Discipline needed to maintain biosecurity and protect US hogs

The Director of Risk Management with HAMS Marketing Services is recommending a disciplined structured approach to building protection for live hog prices.
calendar icon 29 February 2020
clock icon 3 minute read

Continued increasing US slaughter hog production combined with growing trade uncertainty resulting from coronavirus have offset the potential positive impact of increased pork demand resulting from shortages caused by African swine fever (ASF).

Speaking to Farmscape, Tyler Fulton, the Director of Risk Management with HAMS Marketing Services, says most analysts expected to see year over year number increases but it was generally thought that increased export potential would possibly overcome those increases.

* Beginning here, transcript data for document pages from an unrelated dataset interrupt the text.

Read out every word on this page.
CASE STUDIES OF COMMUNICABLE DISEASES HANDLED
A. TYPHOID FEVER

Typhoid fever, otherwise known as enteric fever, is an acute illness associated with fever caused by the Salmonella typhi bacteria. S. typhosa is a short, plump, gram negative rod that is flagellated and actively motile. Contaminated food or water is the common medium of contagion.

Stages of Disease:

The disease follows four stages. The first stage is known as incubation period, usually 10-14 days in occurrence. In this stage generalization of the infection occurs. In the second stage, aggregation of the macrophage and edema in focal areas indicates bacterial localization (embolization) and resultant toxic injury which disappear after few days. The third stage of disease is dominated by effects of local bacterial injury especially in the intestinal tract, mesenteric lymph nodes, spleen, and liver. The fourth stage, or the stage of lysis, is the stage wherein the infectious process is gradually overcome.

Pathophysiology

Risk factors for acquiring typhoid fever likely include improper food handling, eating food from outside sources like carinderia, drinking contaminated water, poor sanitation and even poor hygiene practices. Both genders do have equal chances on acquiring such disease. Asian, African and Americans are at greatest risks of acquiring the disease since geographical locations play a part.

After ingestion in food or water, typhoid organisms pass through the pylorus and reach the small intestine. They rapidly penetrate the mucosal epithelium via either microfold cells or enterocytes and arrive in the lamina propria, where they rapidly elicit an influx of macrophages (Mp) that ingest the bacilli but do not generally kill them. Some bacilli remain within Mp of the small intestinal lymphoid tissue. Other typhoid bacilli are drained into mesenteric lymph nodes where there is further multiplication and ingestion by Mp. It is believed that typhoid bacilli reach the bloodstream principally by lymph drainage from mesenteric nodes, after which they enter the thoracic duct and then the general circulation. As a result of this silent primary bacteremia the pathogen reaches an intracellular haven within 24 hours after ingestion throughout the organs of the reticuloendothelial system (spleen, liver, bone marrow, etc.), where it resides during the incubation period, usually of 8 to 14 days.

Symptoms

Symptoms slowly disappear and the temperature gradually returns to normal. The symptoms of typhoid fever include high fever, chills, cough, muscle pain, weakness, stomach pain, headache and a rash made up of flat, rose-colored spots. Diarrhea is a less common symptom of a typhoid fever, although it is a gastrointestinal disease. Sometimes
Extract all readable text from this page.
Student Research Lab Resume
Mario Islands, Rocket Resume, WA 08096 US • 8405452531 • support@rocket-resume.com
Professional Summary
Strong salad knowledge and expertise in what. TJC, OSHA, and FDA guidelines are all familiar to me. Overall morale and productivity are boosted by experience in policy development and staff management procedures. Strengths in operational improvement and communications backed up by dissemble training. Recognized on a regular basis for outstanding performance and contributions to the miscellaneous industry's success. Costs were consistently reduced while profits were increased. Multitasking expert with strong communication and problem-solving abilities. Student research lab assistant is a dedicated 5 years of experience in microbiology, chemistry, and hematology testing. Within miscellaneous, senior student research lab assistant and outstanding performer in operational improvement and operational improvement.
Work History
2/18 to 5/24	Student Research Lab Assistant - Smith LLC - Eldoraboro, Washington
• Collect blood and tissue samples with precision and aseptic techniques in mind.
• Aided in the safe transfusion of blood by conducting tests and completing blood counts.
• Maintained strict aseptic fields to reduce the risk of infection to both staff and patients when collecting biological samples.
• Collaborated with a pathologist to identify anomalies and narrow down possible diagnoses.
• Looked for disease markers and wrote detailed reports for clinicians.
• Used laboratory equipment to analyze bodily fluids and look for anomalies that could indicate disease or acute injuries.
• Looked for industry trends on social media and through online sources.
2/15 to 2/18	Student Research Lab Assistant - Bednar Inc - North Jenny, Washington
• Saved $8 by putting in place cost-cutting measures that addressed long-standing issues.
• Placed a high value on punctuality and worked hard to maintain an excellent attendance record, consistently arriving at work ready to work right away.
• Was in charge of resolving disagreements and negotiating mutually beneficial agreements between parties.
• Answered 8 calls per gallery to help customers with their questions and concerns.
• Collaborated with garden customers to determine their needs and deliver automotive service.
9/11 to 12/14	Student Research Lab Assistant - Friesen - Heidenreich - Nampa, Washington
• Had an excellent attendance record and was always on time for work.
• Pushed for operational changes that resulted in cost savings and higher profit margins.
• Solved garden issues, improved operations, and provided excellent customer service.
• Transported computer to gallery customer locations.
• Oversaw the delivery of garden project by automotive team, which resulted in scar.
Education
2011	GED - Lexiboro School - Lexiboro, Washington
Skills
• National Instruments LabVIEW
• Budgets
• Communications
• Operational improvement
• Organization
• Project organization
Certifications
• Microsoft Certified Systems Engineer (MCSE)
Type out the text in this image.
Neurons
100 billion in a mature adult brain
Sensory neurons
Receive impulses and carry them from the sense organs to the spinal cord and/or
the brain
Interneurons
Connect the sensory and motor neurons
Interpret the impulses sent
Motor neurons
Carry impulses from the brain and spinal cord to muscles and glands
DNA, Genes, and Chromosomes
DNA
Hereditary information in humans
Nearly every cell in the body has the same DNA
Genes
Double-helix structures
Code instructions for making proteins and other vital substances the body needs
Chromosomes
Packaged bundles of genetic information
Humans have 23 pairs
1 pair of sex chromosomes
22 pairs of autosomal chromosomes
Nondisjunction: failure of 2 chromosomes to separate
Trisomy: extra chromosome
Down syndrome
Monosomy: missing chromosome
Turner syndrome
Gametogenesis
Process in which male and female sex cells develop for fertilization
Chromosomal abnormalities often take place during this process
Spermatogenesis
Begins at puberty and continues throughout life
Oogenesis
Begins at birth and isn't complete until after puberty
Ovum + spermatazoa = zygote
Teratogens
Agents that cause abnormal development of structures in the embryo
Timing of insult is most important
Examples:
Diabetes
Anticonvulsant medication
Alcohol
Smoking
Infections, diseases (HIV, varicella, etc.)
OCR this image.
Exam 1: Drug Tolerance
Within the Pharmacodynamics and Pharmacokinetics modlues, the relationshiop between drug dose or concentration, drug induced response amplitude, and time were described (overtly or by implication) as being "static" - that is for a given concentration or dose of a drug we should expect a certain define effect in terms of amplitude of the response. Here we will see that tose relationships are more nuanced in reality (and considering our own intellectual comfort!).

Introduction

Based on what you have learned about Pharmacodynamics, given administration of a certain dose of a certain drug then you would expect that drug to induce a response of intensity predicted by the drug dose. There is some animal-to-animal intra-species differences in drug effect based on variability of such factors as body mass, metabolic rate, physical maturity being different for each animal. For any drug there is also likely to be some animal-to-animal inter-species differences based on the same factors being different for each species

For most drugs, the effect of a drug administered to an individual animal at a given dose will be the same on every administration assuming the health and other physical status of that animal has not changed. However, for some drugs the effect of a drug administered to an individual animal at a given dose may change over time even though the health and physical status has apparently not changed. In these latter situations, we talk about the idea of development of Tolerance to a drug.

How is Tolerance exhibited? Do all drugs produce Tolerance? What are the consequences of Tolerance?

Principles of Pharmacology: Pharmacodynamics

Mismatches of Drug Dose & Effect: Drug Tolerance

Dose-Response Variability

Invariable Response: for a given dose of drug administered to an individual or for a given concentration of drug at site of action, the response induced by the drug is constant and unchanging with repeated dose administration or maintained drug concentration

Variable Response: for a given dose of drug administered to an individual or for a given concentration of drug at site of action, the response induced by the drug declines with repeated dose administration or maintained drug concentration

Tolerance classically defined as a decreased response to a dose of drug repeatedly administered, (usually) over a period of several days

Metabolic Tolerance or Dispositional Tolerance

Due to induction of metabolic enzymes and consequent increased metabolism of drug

"Because we've been running at production levels that are a lot closer to full capacity utilisation than was anticipated, I think that's really kind of kept a lid on cash hog prices and in particular those hogs that weren't previously contracted have really seen depressed prices,"says Fulton.

"I think this is the time where producers with a plan will really realise the benefits of that plan.

"You have a plan and you stay disciplined to that plan, and by a plan I mean a structured approach to gaining protection for your hog prices and something reasonable, something that is not to extreme and considers the whole picture which includes the heavy supplies here in North America, the obvious hole that develops from ASF in China and other countries and now the new dynamic of the coronavirus and its impact.

"I think that producers should probably have lower expectations than what they did three months ago just strictly due to the fact that coronavirus has the potential to really disrupt normal market signals."

Fulton says there are creative ways for processors to accommodate higher slaughter hog numbers but he acknowledges we are approaching a level where there is reason for concern during the fourth quarter of 2020.